WSOP MAIN EVENT : MARIO BOOS PRIS EN SANDWICH, LE DÉFI TACTIQUE QUI L’ATTEND EN FINALE

Mario Boos débutera la table finale du Main Event avec 44 millions de jetons, soit 29 blindes. Un tapis encore confortable, mais le Français occupera un siège délicat entre Michael Gagliano et Greg Mueller, deux adversaires expérimentés capables de lui fermer de nombreuses portes.

Ils ne sont séparés que par quelques blindes. Michael Gagliano possède 46,5 millions, Mario Boos 44 millions et Greg Mueller 48,5 millions.
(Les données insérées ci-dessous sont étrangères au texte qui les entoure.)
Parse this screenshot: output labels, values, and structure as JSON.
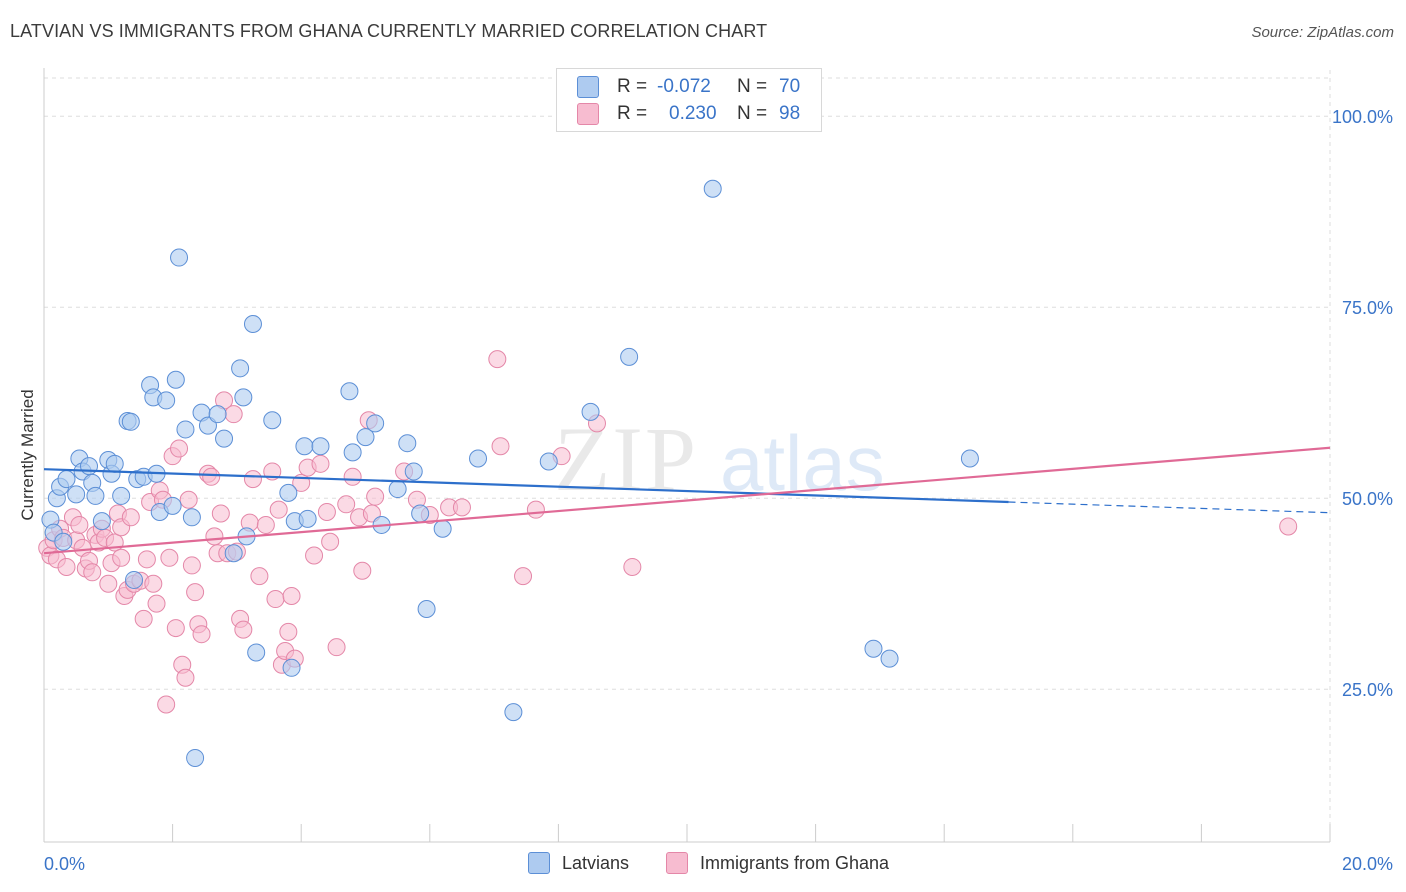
{
  "title": "LATVIAN VS IMMIGRANTS FROM GHANA CURRENTLY MARRIED CORRELATION CHART",
  "source": "Source: ZipAtlas.com",
  "watermark": {
    "zip": "ZIP",
    "atlas": "atlas"
  },
  "legend": {
    "latvians": {
      "r_label": "R =",
      "r_value": "-0.072",
      "n_label": "N =",
      "n_value": "70"
    },
    "ghana": {
      "r_label": "R =",
      "r_value": "0.230",
      "n_label": "N =",
      "n_value": "98"
    }
  },
  "bottom_legend": {
    "latvians": "Latvians",
    "ghana": "Immigrants from Ghana"
  },
  "colors": {
    "latvian_fill": "#aecbf0",
    "latvian_stroke": "#5c8fd6",
    "latvian_line": "#2d6fcb",
    "ghana_fill": "#f7bcd0",
    "ghana_stroke": "#e487a8",
    "ghana_line": "#e06a96",
    "tick_label": "#3a74c8",
    "grid": "#dddddd"
  },
  "chart_data": {
    "type": "scatter",
    "title": "LATVIAN VS IMMIGRANTS FROM GHANA CURRENTLY MARRIED CORRELATION CHART",
    "xlabel": "",
    "ylabel": "Currently Married",
    "xlim": [
      0,
      20
    ],
    "ylim": [
      5,
      105
    ],
    "x_tick_labels": [
      "0.0%",
      "20.0%"
    ],
    "y_ticks": [
      25,
      50,
      75,
      100
    ],
    "y_tick_labels": [
      "25.0%",
      "50.0%",
      "75.0%",
      "100.0%"
    ],
    "grid": true,
    "series": [
      {
        "name": "Latvians",
        "points": [
          [
            0.1,
            47.2
          ],
          [
            0.15,
            45.5
          ],
          [
            0.2,
            50.0
          ],
          [
            0.25,
            51.5
          ],
          [
            0.35,
            52.5
          ],
          [
            0.5,
            50.5
          ],
          [
            0.55,
            55.2
          ],
          [
            0.6,
            53.5
          ],
          [
            0.7,
            54.2
          ],
          [
            0.75,
            52.0
          ],
          [
            0.8,
            50.3
          ],
          [
            0.9,
            47.0
          ],
          [
            1.0,
            55.0
          ],
          [
            1.05,
            53.2
          ],
          [
            1.1,
            54.5
          ],
          [
            1.2,
            50.3
          ],
          [
            1.3,
            60.1
          ],
          [
            1.35,
            60.0
          ],
          [
            1.45,
            52.5
          ],
          [
            1.55,
            52.8
          ],
          [
            1.65,
            64.8
          ],
          [
            1.7,
            63.2
          ],
          [
            1.75,
            53.2
          ],
          [
            1.8,
            48.2
          ],
          [
            1.9,
            62.8
          ],
          [
            2.0,
            49.0
          ],
          [
            2.05,
            65.5
          ],
          [
            2.1,
            81.5
          ],
          [
            2.2,
            59.0
          ],
          [
            2.3,
            47.5
          ],
          [
            2.45,
            61.2
          ],
          [
            2.55,
            59.5
          ],
          [
            2.7,
            61.0
          ],
          [
            2.8,
            57.8
          ],
          [
            2.95,
            42.8
          ],
          [
            3.05,
            67.0
          ],
          [
            3.1,
            63.2
          ],
          [
            3.15,
            45.0
          ],
          [
            3.25,
            72.8
          ],
          [
            3.3,
            29.8
          ],
          [
            3.55,
            60.2
          ],
          [
            3.8,
            50.7
          ],
          [
            3.85,
            27.8
          ],
          [
            3.9,
            47.0
          ],
          [
            4.05,
            56.8
          ],
          [
            4.1,
            47.3
          ],
          [
            4.3,
            56.8
          ],
          [
            4.75,
            64.0
          ],
          [
            4.8,
            56.0
          ],
          [
            5.0,
            58.0
          ],
          [
            5.15,
            59.8
          ],
          [
            5.25,
            46.5
          ],
          [
            5.5,
            51.2
          ],
          [
            5.65,
            57.2
          ],
          [
            5.75,
            53.5
          ],
          [
            5.85,
            48.0
          ],
          [
            5.95,
            35.5
          ],
          [
            6.2,
            46.0
          ],
          [
            6.75,
            55.2
          ],
          [
            7.3,
            22.0
          ],
          [
            7.85,
            54.8
          ],
          [
            8.5,
            61.3
          ],
          [
            9.1,
            68.5
          ],
          [
            10.4,
            90.5
          ],
          [
            12.9,
            30.3
          ],
          [
            13.15,
            29.0
          ],
          [
            14.4,
            55.2
          ],
          [
            1.4,
            39.3
          ],
          [
            2.35,
            16.0
          ],
          [
            0.3,
            44.3
          ]
        ]
      },
      {
        "name": "Immigrants from Ghana",
        "points": [
          [
            0.05,
            43.5
          ],
          [
            0.1,
            42.5
          ],
          [
            0.15,
            44.5
          ],
          [
            0.2,
            42.0
          ],
          [
            0.25,
            46.0
          ],
          [
            0.3,
            44.8
          ],
          [
            0.35,
            41.0
          ],
          [
            0.45,
            47.5
          ],
          [
            0.5,
            44.5
          ],
          [
            0.55,
            46.5
          ],
          [
            0.6,
            43.5
          ],
          [
            0.65,
            40.8
          ],
          [
            0.7,
            41.8
          ],
          [
            0.75,
            40.3
          ],
          [
            0.8,
            45.2
          ],
          [
            0.85,
            44.2
          ],
          [
            0.9,
            46.0
          ],
          [
            0.95,
            44.8
          ],
          [
            1.0,
            38.8
          ],
          [
            1.05,
            41.5
          ],
          [
            1.1,
            44.2
          ],
          [
            1.15,
            48.0
          ],
          [
            1.2,
            46.2
          ],
          [
            1.25,
            37.2
          ],
          [
            1.3,
            38.0
          ],
          [
            1.35,
            47.5
          ],
          [
            1.4,
            38.8
          ],
          [
            1.5,
            39.2
          ],
          [
            1.55,
            34.2
          ],
          [
            1.6,
            42.0
          ],
          [
            1.65,
            49.5
          ],
          [
            1.7,
            38.8
          ],
          [
            1.75,
            36.2
          ],
          [
            1.8,
            51.0
          ],
          [
            1.85,
            49.8
          ],
          [
            1.9,
            23.0
          ],
          [
            1.95,
            42.2
          ],
          [
            2.0,
            55.5
          ],
          [
            2.05,
            33.0
          ],
          [
            2.1,
            56.5
          ],
          [
            2.15,
            28.2
          ],
          [
            2.2,
            26.5
          ],
          [
            2.25,
            49.8
          ],
          [
            2.3,
            41.2
          ],
          [
            2.35,
            37.7
          ],
          [
            2.4,
            33.5
          ],
          [
            2.45,
            32.2
          ],
          [
            2.55,
            53.2
          ],
          [
            2.6,
            52.8
          ],
          [
            2.65,
            45.0
          ],
          [
            2.7,
            42.8
          ],
          [
            2.75,
            48.0
          ],
          [
            2.8,
            62.8
          ],
          [
            2.85,
            42.8
          ],
          [
            2.95,
            61.0
          ],
          [
            3.0,
            43.0
          ],
          [
            3.05,
            34.2
          ],
          [
            3.1,
            32.8
          ],
          [
            3.2,
            46.8
          ],
          [
            3.25,
            52.5
          ],
          [
            3.35,
            39.8
          ],
          [
            3.45,
            46.5
          ],
          [
            3.55,
            53.5
          ],
          [
            3.6,
            36.8
          ],
          [
            3.65,
            48.5
          ],
          [
            3.7,
            28.2
          ],
          [
            3.75,
            30.0
          ],
          [
            3.8,
            32.5
          ],
          [
            3.85,
            37.2
          ],
          [
            3.9,
            29.0
          ],
          [
            4.0,
            52.0
          ],
          [
            4.1,
            54.0
          ],
          [
            4.2,
            42.5
          ],
          [
            4.3,
            54.5
          ],
          [
            4.4,
            48.2
          ],
          [
            4.45,
            44.3
          ],
          [
            4.55,
            30.5
          ],
          [
            4.7,
            49.2
          ],
          [
            4.8,
            52.8
          ],
          [
            4.9,
            47.5
          ],
          [
            4.95,
            40.5
          ],
          [
            5.05,
            60.2
          ],
          [
            5.1,
            48.0
          ],
          [
            5.15,
            50.2
          ],
          [
            5.6,
            53.5
          ],
          [
            5.8,
            49.8
          ],
          [
            6.0,
            47.8
          ],
          [
            6.3,
            48.8
          ],
          [
            6.5,
            48.8
          ],
          [
            7.05,
            68.2
          ],
          [
            7.1,
            56.8
          ],
          [
            7.45,
            39.8
          ],
          [
            7.65,
            48.5
          ],
          [
            8.05,
            55.5
          ],
          [
            8.6,
            59.8
          ],
          [
            9.15,
            41.0
          ],
          [
            19.35,
            46.3
          ],
          [
            1.2,
            42.2
          ]
        ]
      }
    ],
    "trend_lines": [
      {
        "name": "Latvians",
        "x": [
          0,
          15.0
        ],
        "y": [
          53.8,
          49.5
        ],
        "dashed_extension": {
          "x": [
            15.0,
            20
          ],
          "y": [
            49.5,
            48.1
          ]
        }
      },
      {
        "name": "Immigrants from Ghana",
        "x": [
          0,
          20
        ],
        "y": [
          42.8,
          56.6
        ]
      }
    ]
  }
}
Installés respectivement aux sièges 2, 3 et 4, les trois hommes devraient se retrouver régulièrement impliqués dans les mêmes coups.

L’« EFFET SANDWICH » DU SIÈGE 3

Une analyse publiée par PokerNews⁠ identifie cette configuration comme le principal danger pour Mario Boos.

Le Français aura l’avantage de parler après Gagliano, ce qui pourrait l’inciter à attaquer ses ouvertures. Mais Greg Mueller agira à son tour derrière Boos. Chaque tentative de relance ou de 3-bet contre l’Américain pourra donc être sanctionnée par le Canadien.

Le problème est renforcé par la proximité des tapis. Aucun des trois joueurs ne peut perdre un gros pot sans se retrouver immédiatement en danger. Avec des écarts de gains considérables — 1 million de dollars pour le neuvième, 1,25 million pour le huitième et 1,5 million pour le septième — la pression financière devrait peser dès les premières mains.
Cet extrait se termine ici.